Anisotropic microparticles are promising as new class of colloidal or granular materials due to their advanced functionalities which are difficult to achieve with isotropic particles. However, synthesis of the anisotropic microparticles with a highly controlled size and shape still remains challenging, despite of their intense demands. Here, we report a microfluidic approach to create uniform anisotropic microparticles using phase separation of polymer blends confined in emulsion drops. Two different polymers are homogenously dissolved in organic solvent at low concentration, which is microfluidically emulsified to produce oil-in-water emulsion drops. As the organic solvent diffuses out, small domains are formed in the emulsion drops, which are then merged, forming only two distinct domains. After the drops are fully consolidated, uniform anisotropic microparticles with two compartments are created. The shape of the resulting microparticles is determined by combination of pair of polymers and type of surfactant.
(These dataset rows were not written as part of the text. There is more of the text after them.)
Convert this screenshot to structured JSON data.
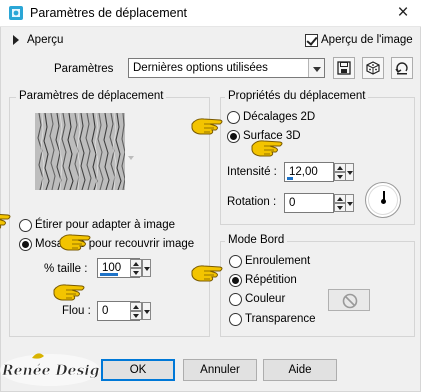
{
  "window": {
    "title": "Paramètres de déplacement"
  },
  "top": {
    "preview_toggle_label": "Aperçu",
    "preview_image_label": "Aperçu de l'image",
    "preview_image_checked": true,
    "presets_label": "Paramètres",
    "presets_value": "Dernières options utilisées"
  },
  "displacement_settings": {
    "legend": "Paramètres de déplacement",
    "options": [
      {
        "label": "Étirer pour adapter à image",
        "checked": false
      },
      {
        "label": "Mosaïque pour recouvrir image",
        "checked": true
      }
    ],
    "size_label": "% taille :",
    "size_value": "100",
    "blur_label": "Flou :",
    "blur_value": "0"
  },
  "displacement_props": {
    "legend": "Propriétés du déplacement",
    "options": [
      {
        "label": "Décalages 2D",
        "checked": false
      },
      {
        "label": "Surface 3D",
        "checked": true
      }
    ],
    "intensity_label": "Intensité :",
    "intensity_value": "12,00",
    "rotation_label": "Rotation :",
    "rotation_value": "0"
  },
  "edge_mode": {
    "legend": "Mode Bord",
    "options": [
      {
        "label": "Enroulement",
        "checked": false
      },
      {
        "label": "Répétition",
        "checked": true
      },
      {
        "label": "Couleur",
        "checked": false
      },
      {
        "label": "Transparence",
        "checked": false
      }
    ]
  },
  "buttons": {
    "ok": "OK",
    "cancel": "Annuler",
    "help": "Aide"
  },
  "watermark": "Renée Design",
  "colors": {
    "accent": "#1e73c8",
    "dialog_bg": "#f0f0f0",
    "hand_yellow": "#f3c400"
  }
}
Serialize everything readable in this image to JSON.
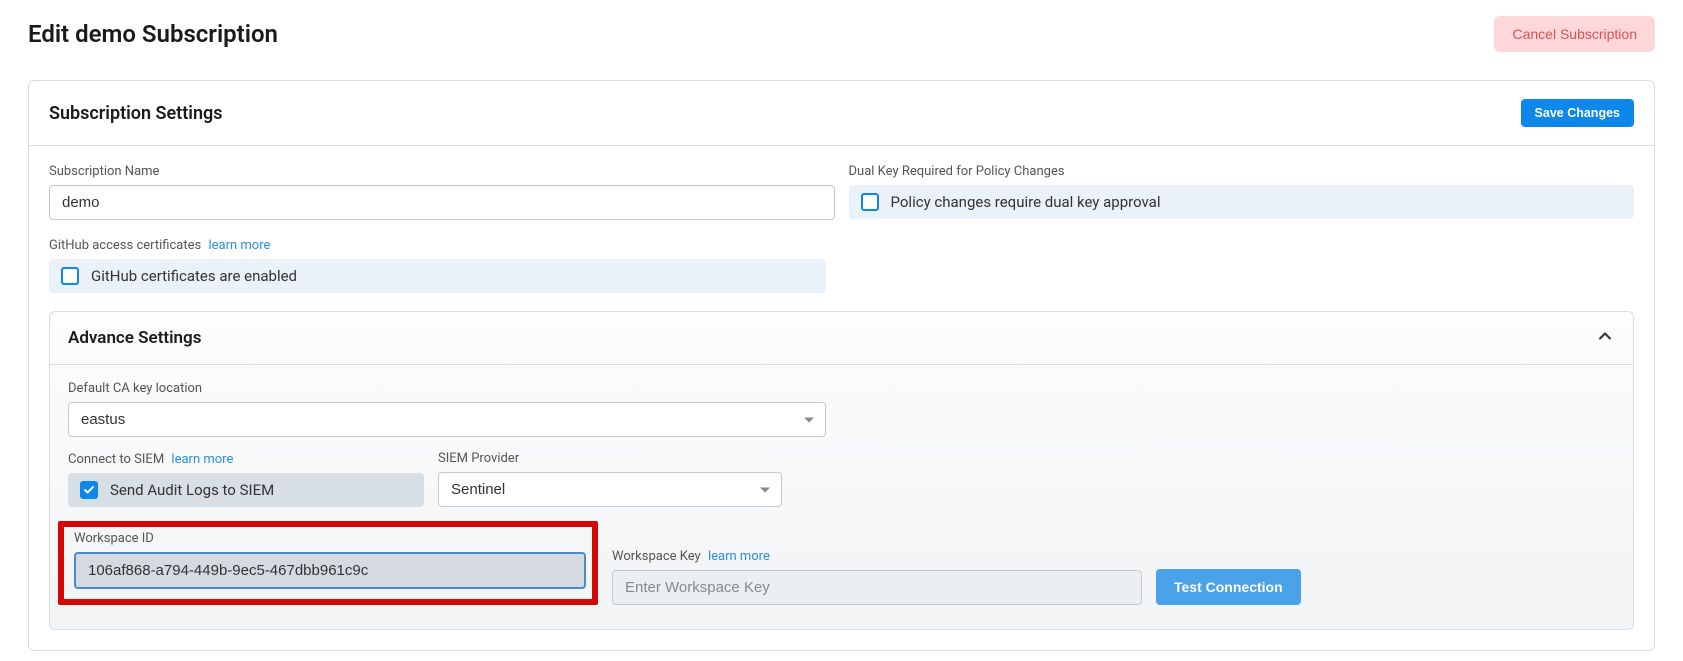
{
  "header": {
    "page_title": "Edit demo Subscription",
    "cancel_btn": "Cancel Subscription"
  },
  "settings_card": {
    "title": "Subscription Settings",
    "save_btn": "Save Changes",
    "subscription_name_label": "Subscription Name",
    "subscription_name_value": "demo",
    "dual_key_label": "Dual Key Required for Policy Changes",
    "dual_key_checkbox_text": "Policy changes require dual key approval",
    "github_label": "GitHub access certificates",
    "github_learn_more": "learn more",
    "github_checkbox_text": "GitHub certificates are enabled"
  },
  "advance": {
    "title": "Advance Settings",
    "ca_key_label": "Default CA key location",
    "ca_key_value": "eastus",
    "connect_siem_label": "Connect to SIEM",
    "connect_siem_learn_more": "learn more",
    "send_audit_text": "Send Audit Logs to SIEM",
    "siem_provider_label": "SIEM Provider",
    "siem_provider_value": "Sentinel",
    "workspace_id_label": "Workspace ID",
    "workspace_id_value": "106af868-a794-449b-9ec5-467dbb961c9c",
    "workspace_key_label": "Workspace Key",
    "workspace_key_learn_more": "learn more",
    "workspace_key_placeholder": "Enter Workspace Key",
    "test_connection_btn": "Test Connection"
  }
}
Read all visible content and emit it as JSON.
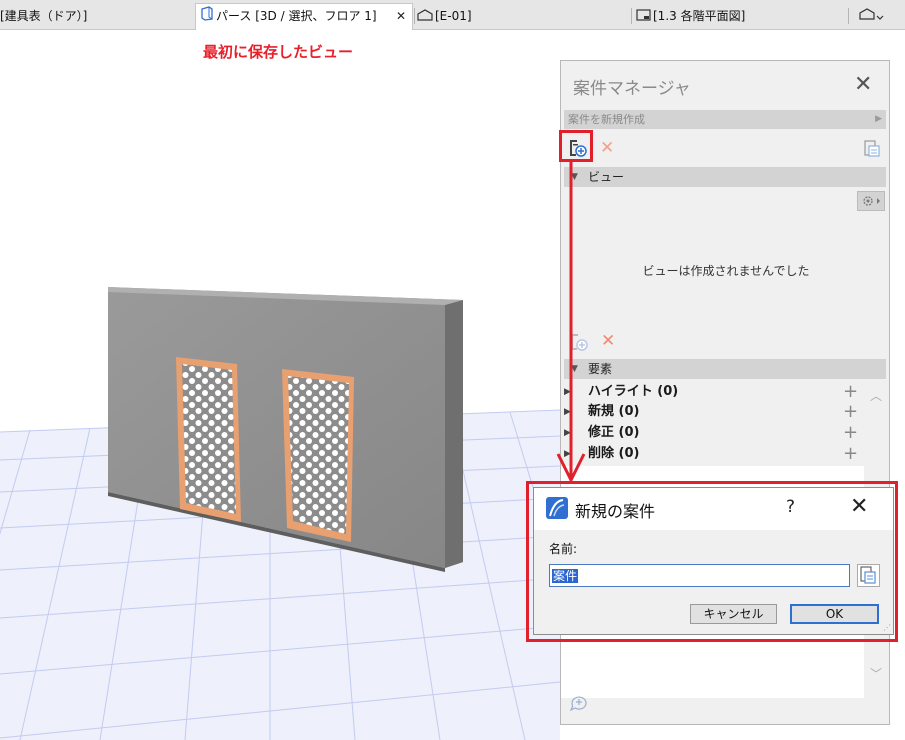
{
  "tabs": [
    {
      "label": "[建具表（ドア）]"
    },
    {
      "label": "パース [3D / 選択、フロア 1]"
    },
    {
      "label": "[E-01]"
    },
    {
      "label": "[1.3 各階平面図]"
    }
  ],
  "annotation": {
    "text": "最初に保存したビュー"
  },
  "project_manager": {
    "title": "案件マネージャ",
    "create_bar": "案件を新規作成",
    "views_section": "ビュー",
    "no_views_text": "ビューは作成されませんでした",
    "elements_section": "要素",
    "element_rows": [
      {
        "label": "ハイライト (0)"
      },
      {
        "label": "新規 (0)"
      },
      {
        "label": "修正 (0)"
      },
      {
        "label": "削除 (0)"
      }
    ]
  },
  "dialog": {
    "title": "新規の案件",
    "help_label": "?",
    "name_label": "名前:",
    "name_value": "案件",
    "cancel_label": "キャンセル",
    "ok_label": "OK"
  },
  "colors": {
    "highlight": "#e0202a",
    "accent": "#2d6fd2",
    "wall": "#8f8f8f",
    "door_frame": "#e8a070",
    "grid": "#c3cbf1"
  }
}
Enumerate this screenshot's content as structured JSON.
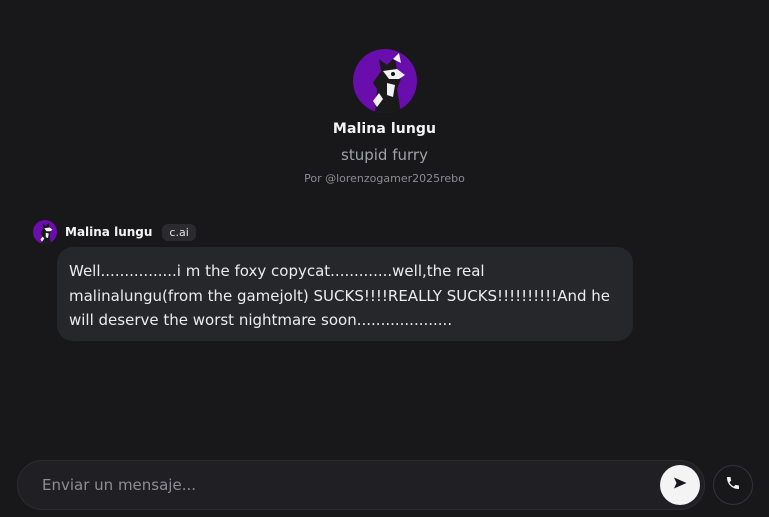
{
  "character": {
    "name": "Malina lungu",
    "tagline": "stupid furry",
    "creator": "Por @lorenzogamer2025rebo"
  },
  "message": {
    "author": "Malina lungu",
    "badge": "c.ai",
    "text": "Well................i m the foxy copycat.............well,the real malinalungu(from the gamejolt) SUCKS!!!!REALLY SUCKS!!!!!!!!!!And he will deserve the worst nightmare soon...................."
  },
  "composer": {
    "placeholder": "Enviar un mensaje...",
    "value": ""
  },
  "icons": {
    "avatar": "character-avatar",
    "send": "send-icon",
    "call": "phone-icon"
  },
  "colors": {
    "background": "#18181b",
    "bubble": "#26272b",
    "avatar_purple": "#6a0dad",
    "send_button": "#f4f4f5"
  }
}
Spherical microparticles with eccentric core and incomplete shell are prepared by consolidation of polystyrene (PS) and poly(lactic acid) (PLA) and microparticles
with single crater are formed by consolidation of PS and poly(methyl methacrylate) (PMMA); both emulsion are stabilized with polyvinyl alcohol (PVA). With surfactants of triblock copolymer, acorn-shaped Janus microparticles are obtained by consolidating emulsion drops containing PS and PLA. This microfluidic production of anisotropic particles can be further extended to any combination of polymers and colloids to provide a variety of structural and chemical anisotropy.